Extraits d’un article de Levy Dougnon, journaliste à Djenné, publié sur Radio Jamana à Djenné, voir http://www.jamana.org/lesechos/articles/2011/fevrier/ec_18fevrier.html   

 

Musée de Djenné, toujours fermé !

Le Musée de Djenné, construit en utilisant une technique contestée (une structure en béton remplie de banco) n’est toujours pas ouvert. La réception définitive a été faite en 2013 année par l’Union Européenne et l’Etat Malien en présence de Abdel Kader Traoré (UE), Allaye Karambé (DNPC), Amadou Ongoiba, Mahamane Djitteye et Mamadou Samaké (Mission culturelle de Djenné), Boubacar Cissé (DJENNE PATRIMOINE), Moussa Coulibaly (Sous-préfet de Djenné), Hassana Bocoum (Président du conseil de cercle) et plusieurs autres personnalités. L’inauguration était prévue pour 2015 selon le chef de la mission culturelle de Djenné.
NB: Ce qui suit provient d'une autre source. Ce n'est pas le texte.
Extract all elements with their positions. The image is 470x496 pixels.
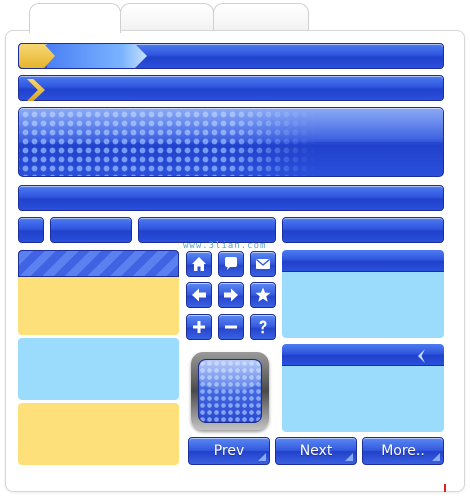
banner-shine: [19, 108, 443, 142]
speech-bubble-icon: [225, 257, 237, 270]
more-button[interactable]: More..: [362, 437, 444, 465]
large-button-face: [198, 359, 262, 423]
small-tab-3[interactable]: [138, 217, 276, 243]
red-mark: [444, 484, 446, 492]
header-bar-with-arrow[interactable]: [18, 75, 444, 101]
blue-panel-middle: [18, 338, 179, 400]
small-tab-2[interactable]: [50, 217, 132, 243]
yellow-panel-top: [18, 277, 179, 335]
dotted-banner: [18, 107, 444, 177]
arrow-right-icon: [224, 288, 238, 302]
right-panel-top-header: [282, 250, 444, 272]
small-tab-4[interactable]: [282, 217, 444, 243]
help-button[interactable]: [250, 314, 276, 340]
tab-3[interactable]: [213, 3, 309, 33]
remove-button[interactable]: [218, 314, 244, 340]
watermark: www.3lian.com: [183, 241, 267, 251]
star-icon: [255, 287, 271, 302]
plus-icon: [193, 321, 205, 333]
plain-bar[interactable]: [18, 185, 444, 211]
right-panel-top: [282, 250, 444, 338]
home-button[interactable]: [186, 251, 212, 277]
right-panel-bottom: [282, 344, 444, 432]
large-button-shine: [199, 360, 261, 390]
mail-icon: [256, 258, 270, 269]
chevron-left-icon[interactable]: [412, 346, 432, 366]
more-corner: [432, 453, 440, 461]
add-button[interactable]: [186, 314, 212, 340]
back-button[interactable]: [186, 282, 212, 308]
home-icon: [192, 257, 206, 271]
tab-1[interactable]: [29, 3, 121, 33]
next-button[interactable]: Next: [275, 437, 357, 465]
gold-arrow-icon: [27, 79, 45, 101]
small-tab-1[interactable]: [18, 217, 44, 243]
tab-2[interactable]: [120, 3, 214, 33]
forward-button[interactable]: [218, 282, 244, 308]
mail-button[interactable]: [250, 251, 276, 277]
favorite-button[interactable]: [250, 282, 276, 308]
large-glossy-button[interactable]: [191, 352, 269, 430]
prev-label: Prev: [213, 443, 245, 459]
header-bar-with-chevrons[interactable]: [18, 43, 444, 69]
highlight-chevron: [47, 44, 147, 68]
prev-button[interactable]: Prev: [188, 437, 270, 465]
more-label: More..: [381, 443, 425, 459]
arrow-left-icon: [192, 288, 206, 302]
next-label: Next: [299, 443, 333, 459]
yellow-panel-bottom: [18, 403, 179, 465]
prev-corner: [258, 453, 266, 461]
minus-icon: [225, 325, 237, 329]
next-corner: [345, 453, 353, 461]
chat-button[interactable]: [218, 251, 244, 277]
striped-header: [18, 250, 179, 277]
question-icon: [259, 320, 267, 334]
En 2014, deux entreprises locales ont finalisé le reste des travaux, il s’agit du GIE DJEBAC et l’entreprise Nana Wangara.

Inauguration de la Maison des artisans de Djenné

Le président de l’Assemblée nationale Issiaka Sidibé a inauguré, le lundi 1er septembre 2014, en présence des ministres de l’Artisanat et Tourisme, Mme Berthé Aïssata Bengali, de l’Emploi et de la Formation professionnelle, M. Mahamane Baby, de la Promotion de la femme, de l’enfant et de la famille, du Travail et de la Fonction publique, du représentant de l’ambassade du Royaume du Danemark et des autorités administratives et communales, la maison des artisans de Djenné. Ce bâtiment est le fruit du partenariat entre le ministère de l’Artisanat et du Tourisme, le ministère de l’Emploi et de la Formation professionnelle et le Royaume du Danemark ; il a coûté 300 millions FCFA. 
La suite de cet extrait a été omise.